Thursday, October 7, 2021

Season of grief

Pandemic.

What a horrible word has it become. How I loathe it to its very core. 

One of my good friends passed away recently from Covid. She was a brilliant linguist who translated the book of Mark into a Mixtec variant. She was young, strong, warm, hospitable. But most of all, she was my dearest friend who received me into her home during my study exchange in Oaxaca. It was her friendship and dedication to her community and work who helped me heal after a terrible onslaught of spiritual abuse from my previous church. It was because of her, that I held on to the belief that there are good Christians out there. 

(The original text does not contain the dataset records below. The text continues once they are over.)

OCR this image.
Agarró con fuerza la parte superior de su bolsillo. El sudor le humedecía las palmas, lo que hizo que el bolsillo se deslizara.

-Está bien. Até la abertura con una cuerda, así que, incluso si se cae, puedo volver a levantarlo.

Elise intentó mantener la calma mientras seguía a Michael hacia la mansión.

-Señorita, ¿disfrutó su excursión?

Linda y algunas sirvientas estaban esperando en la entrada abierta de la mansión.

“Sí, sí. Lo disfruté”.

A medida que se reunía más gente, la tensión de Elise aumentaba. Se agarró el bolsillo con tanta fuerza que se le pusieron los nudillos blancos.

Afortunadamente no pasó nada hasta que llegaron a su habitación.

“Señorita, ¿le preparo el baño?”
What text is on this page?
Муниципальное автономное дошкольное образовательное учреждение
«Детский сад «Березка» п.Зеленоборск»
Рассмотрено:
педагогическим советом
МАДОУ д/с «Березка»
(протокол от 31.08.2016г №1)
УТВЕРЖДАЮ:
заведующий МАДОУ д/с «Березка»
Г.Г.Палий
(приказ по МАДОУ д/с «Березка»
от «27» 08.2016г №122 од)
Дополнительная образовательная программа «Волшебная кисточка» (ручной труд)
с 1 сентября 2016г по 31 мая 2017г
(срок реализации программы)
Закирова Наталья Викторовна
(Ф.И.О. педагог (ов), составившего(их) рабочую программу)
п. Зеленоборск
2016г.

We would write often after I left Oaxaca and I once went back to visit her. She was truly formidable....teaching linguistics in colleges, writing books about linguistics, directing workshops for translators, and doing amazing work amongst the indigenous community. She combined her passion for languages with a powerful vision. I loved her and admired her for who she was and how she made others feel around her. 

Sometime in July this year she wrote me a note about reminiscing our times in Oaxaca. Sometime in August she fell ill with Covid. I prayed and prayed for her life. Sometime in September she passed away. Life is that short and effervescent. 

And these past few days, my grief has come washing me with its ebb and flow. Sometimes, I find myself crying in the car asking God...why? Why did you take her so soon? And sometimes I am comforted that I will see her again. But most of all, I just think of the wonderful days I got to spend with her in Oaxaca, going from village to village to visit the indigenous communities...talking to new people, eating mole and smashing piƱatas in birthday parties. 

What an honor to have met you, Karina.